Con la certezza che quel bacio durato poco meno della caduta tremolante di una goccia, per lui rappresentava l’universo intero condensato in un secondo. Il mondo li avrebbe sorpresi ancora fermi, sospesi nel tempo, a sfiorarsi con le labbra ricoperte d’edera, consacrati dal verde come parte del tutto.

Lo baciò con le mani che prudevano nei guanti di pelle di drago sporchi di terra. Con le labbra impacciate e screpolate. Col profumo del loro sudore. Con il leggero tocco tra i loro nasi quando si ritrasse per guardarlo di nuovo.

I raggi di un rosso acceso danzavano sul volto del ragazzo ravvivando le sue guance di una sfumatura pompelmo che non si soffermò a interpretare.

Si limitò a sorridergli, schiudendo le labbra con una dolcezza che non aveva mai provato, e ritornò al suo posto, riprendendo il suo lavoro, come se baciarlo fosse stata la cosa più naturale del mondo. Si umettò le labbra e si lasciò sfuggire una piccola risata, l’ombra del sapore di Andrew ancora presente.

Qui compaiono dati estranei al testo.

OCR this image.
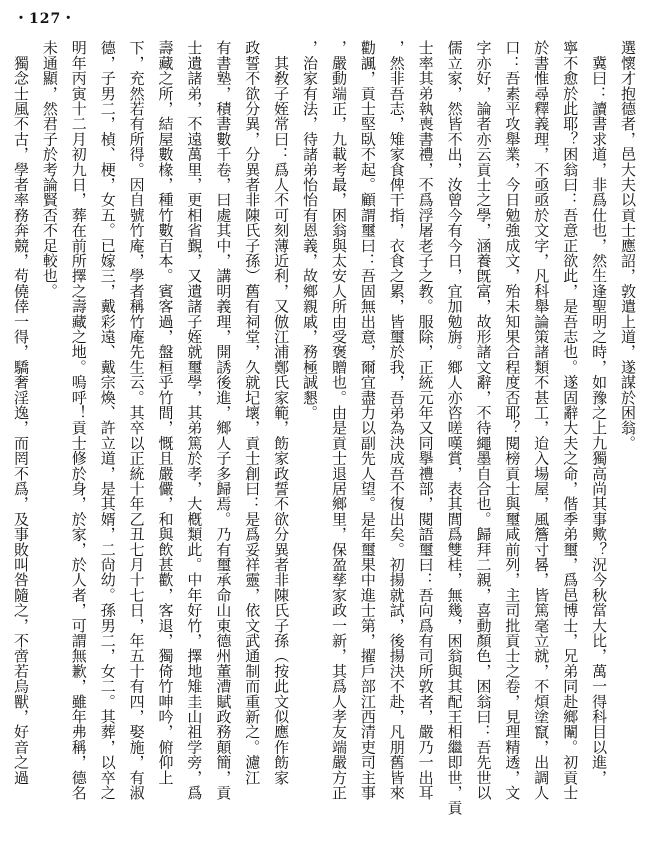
・127・
選懷才抱德者，邑大夫以貢士應詔，敦遣上道，遂謀於困翁。
　冀曰：讀書求道，非爲仕也，然生逢聖明之時，如豫之上九獨高尚其事歟？況今秋當大比，萬一得科目以進，
寧不愈於此耶？困翁曰：吾意正欲此，是吾志也。遂固辭大夫之命，偕季弟璽，爲邑博士，兄弟同赴鄉闈。初貢士
於書惟尋釋義理，不亟亟於文字，凡科舉論策諸類不甚工，迨入場屋，風簷寸晷，皆篤毫立就，不煩塗竄，出調人
口：吾素平攻舉業，今日勉強成文，殆未知果合程度否耶？閱榜貢士與璽咸前列，主司批貢士之卷，見理精透，文
字亦好，論者亦云貢士之學，涵養旣富，故形諸文辭，不待繩墨自合也。歸拜二親，喜動顏色，困翁曰：吾先世以
儒立家，然皆不出，汝曾今有今日，宜加勉旃。鄉人亦咨嗟嘆賞，表其閭爲雙桂，無幾，困翁與其配王相繼即世，貢
士率其弟執喪書禮，不爲浮屠老子之教。服除，正統元年又同擧禮部，閱語璽曰：吾向爲有司所敦者，嚴乃一出耳
，然非吾志，雉家食俾干指，衣食之累，皆璽於我，吾弟為決成吾不復出矣。初揚就試，後揚決不赴，凡朋舊皆來
勸諷，貢士堅臥不起。顧謂璽曰：吾固無出意，爾宜盡力以副先人望。是年璽果中進士第，擢戶部江西清吏司主事
，嚴動端正，九載考最，困翁與太安人所由受褒贈也。由是貢士退居鄉里，保盈孳家政一新，其爲人孝友端嚴方正
，治家有法，待諸弟怡怡有恩義，故鄉親戚，務極誠懇。
　其敎子姪常曰：爲人不可刻薄近利，又倣江浦鄭氏家範，飭家政誓不欲分異者非陳氏子孫（按此文似應作飭家
政誓不欲分異，分異者非陳氏子孫）舊有祠堂，久就圮壞，貢士創曰：是爲妥祥靈，依文武通制而重新之。濾江
有書塾，積書數千卷，曰處其中，講明義理，開誘後進，鄉人子多歸焉。乃有璽承命山東德州董漕賦政務顛簡，貢
士遺諸弟，不遠萬里，更相省覲，又遺諸子姪就璽學，其弟篤於孝，大槪類此。中年好竹，擇地雉圭山祖学旁，爲
壽藏之所，結屋數椽，種竹數百本。賓客過，盤桓乎竹間，慨且嚴儼，和與飲甚歡，客退，獨倚竹呻吟，俯仰上
下，充然若有所得。因自號竹庵，學者稱竹庵先生云。其卒以正統十年乙丑七月十七日，年五十有四，娶施，有淑
德，子男二，楨、梗，女五。已嫁三，戴彩遠、戴宗煥、許立道，是其婿，二尙幼。孫男二，女二。其葬，以卒之
明年丙寅十二月初九日，葬在前所擇之壽藏之地。嗚呼！貢士修於身，於家，於人者，可謂無歉，雖年弗稱，德名
未通顯，然君子於考論賢否不足較也。
　獨念士風不古，學者率務奔競，苟僥倖一得，驕奢淫逸，而罔不爲，及事敗叫咎隨之，不啻若烏獸，好音之過
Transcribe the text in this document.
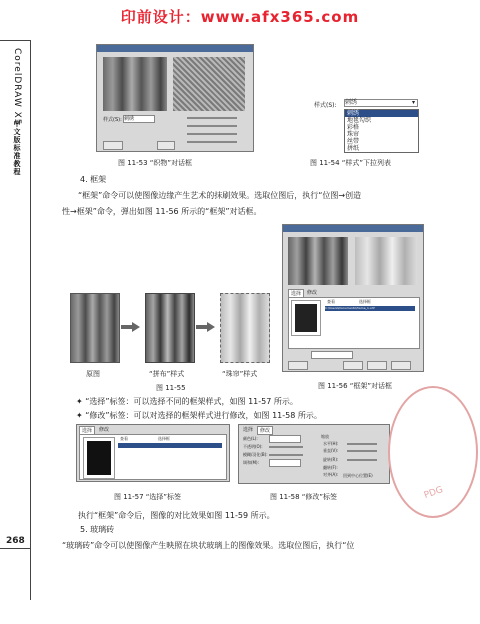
印前设计：www.afx365.com
CorelDRAW X5
中文版标准教程
268
样式(S): 刺绣
图 11-53 “织物”对话框
样式(S): 刺绣	▾
刺绣
地毯勾织
彩格
珠帘
丝带
拼纸
图 11-54 “样式”下拉列表
4. 框架
“框架”命令可以使图像边缘产生艺术的抹刷效果。选取位图后，执行“位图→创造
性→框架”命令，弹出如图 11-56 所示的“框架”对话框。
原图	“拼布”样式	“珠帘”样式
图 11-55
选择	修改
查看	选择框
C:\Users\Documents\frame_1.cdf
图 11-56 “框架”对话框
✦ “选择”标签：可以选择不同的框架样式，如图 11-57 所示。
✦ “修改”标签：可以对选择的框架样式进行修改，如图 11-58 所示。
选择	修改
查看	选择框
图 11-57 “选择”标签
选择	修改
颜色(L):
不透明(O):
模糊/羽化(B):
调和(M):
缩放
水平(H):
垂直(V):
旋转(R):
翻转(F):
对齐(A): 回到中心位置(E)
图 11-58 “修改”标签
执行“框架”命令后，图像的对比效果如图 11-59 所示。
5. 玻璃砖
“玻璃砖”命令可以使图像产生映照在块状玻璃上的图像效果。选取位图后，执行“位
PDG
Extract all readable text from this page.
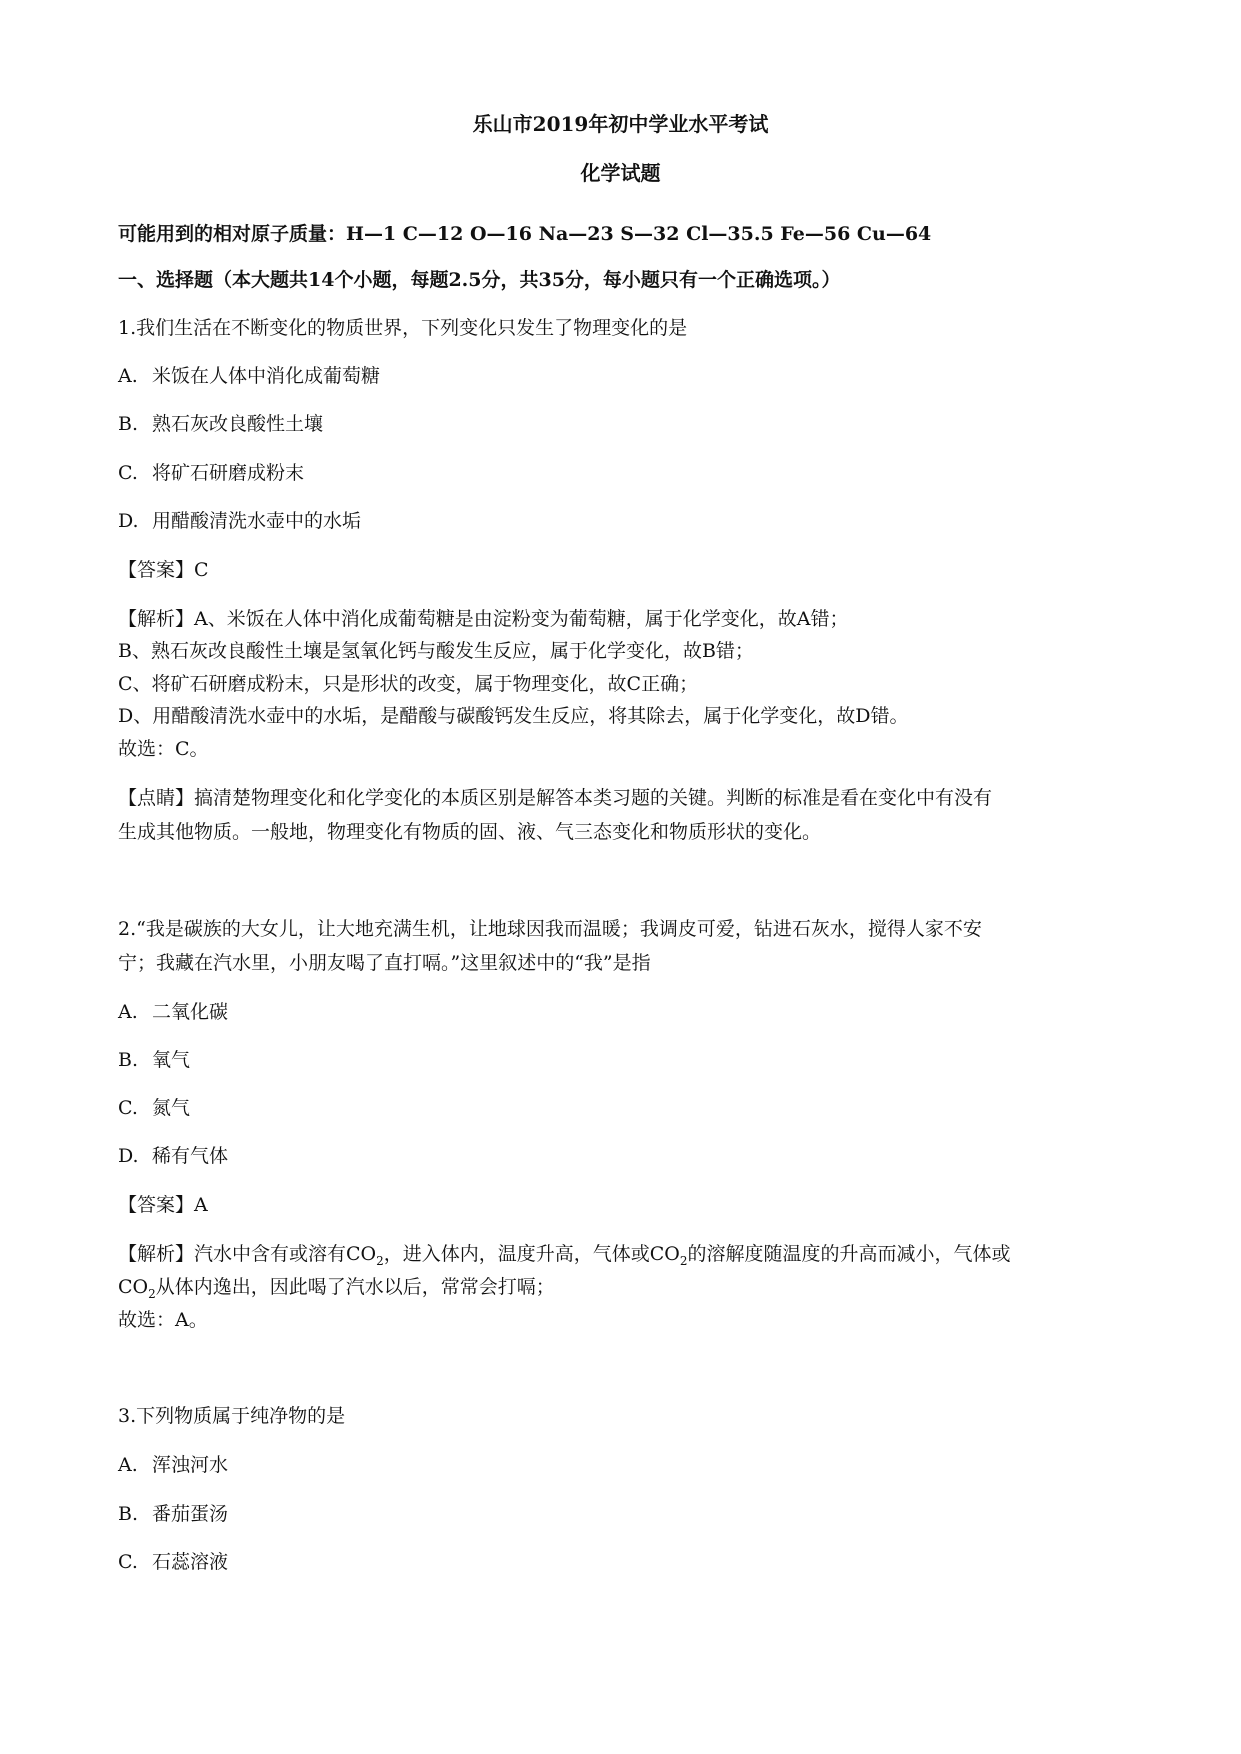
乐山市2019年初中学业水平考试
化学试题
可能用到的相对原子质量：H—1 C—12 O—16 Na—23 S—32 Cl—35.5 Fe—56 Cu—64
一、选择题（本大题共14个小题，每题2.5分，共35分，每小题只有一个正确选项。）
1.我们生活在不断变化的物质世界，下列变化只发生了物理变化的是
A. 米饭在人体中消化成葡萄糖
B. 熟石灰改良酸性土壤
C. 将矿石研磨成粉末
D. 用醋酸清洗水壶中的水垢
【答案】C
【解析】A、米饭在人体中消化成葡萄糖是由淀粉变为葡萄糖，属于化学变化，故A错；
B、熟石灰改良酸性土壤是氢氧化钙与酸发生反应，属于化学变化，故B错；
C、将矿石研磨成粉末，只是形状的改变，属于物理变化，故C正确；
D、用醋酸清洗水壶中的水垢，是醋酸与碳酸钙发生反应，将其除去，属于化学变化，故D错。
故选：C。
【点睛】搞清楚物理变化和化学变化的本质区别是解答本类习题的关键。判断的标准是看在变化中有没有
生成其他物质。一般地，物理变化有物质的固、液、气三态变化和物质形状的变化。
2.“我是碳族的大女儿，让大地充满生机，让地球因我而温暖；我调皮可爱，钻进石灰水，搅得人家不安
宁；我藏在汽水里，小朋友喝了直打嗝。”这里叙述中的“我”是指
A. 二氧化碳
B. 氧气
C. 氮气
D. 稀有气体
【答案】A
【解析】汽水中含有或溶有$CO_2$，进入体内，温度升高，气体或$CO_2$的溶解度随温度的升高而减小，气体或
$CO_2$从体内逸出，因此喝了汽水以后，常常会打嗝；
故选：A。
3.下列物质属于纯净物的是
A. 浑浊河水
B. 番茄蛋汤
C. 石蕊溶液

Ora sì che non aveva più sete.

 


 

Note dell'autrice: Andrew [OC di CrispyGarden] e Leo [mio OC] in una HP!AU perché sì, non potevamo resistere all'idea di inserirli ovunque e quindi siamo partite alla conquista del mondo della magia! E poi, non posso avere un nick potteriano senza aver mai scritto neanche una storia collegata all'universo di HP!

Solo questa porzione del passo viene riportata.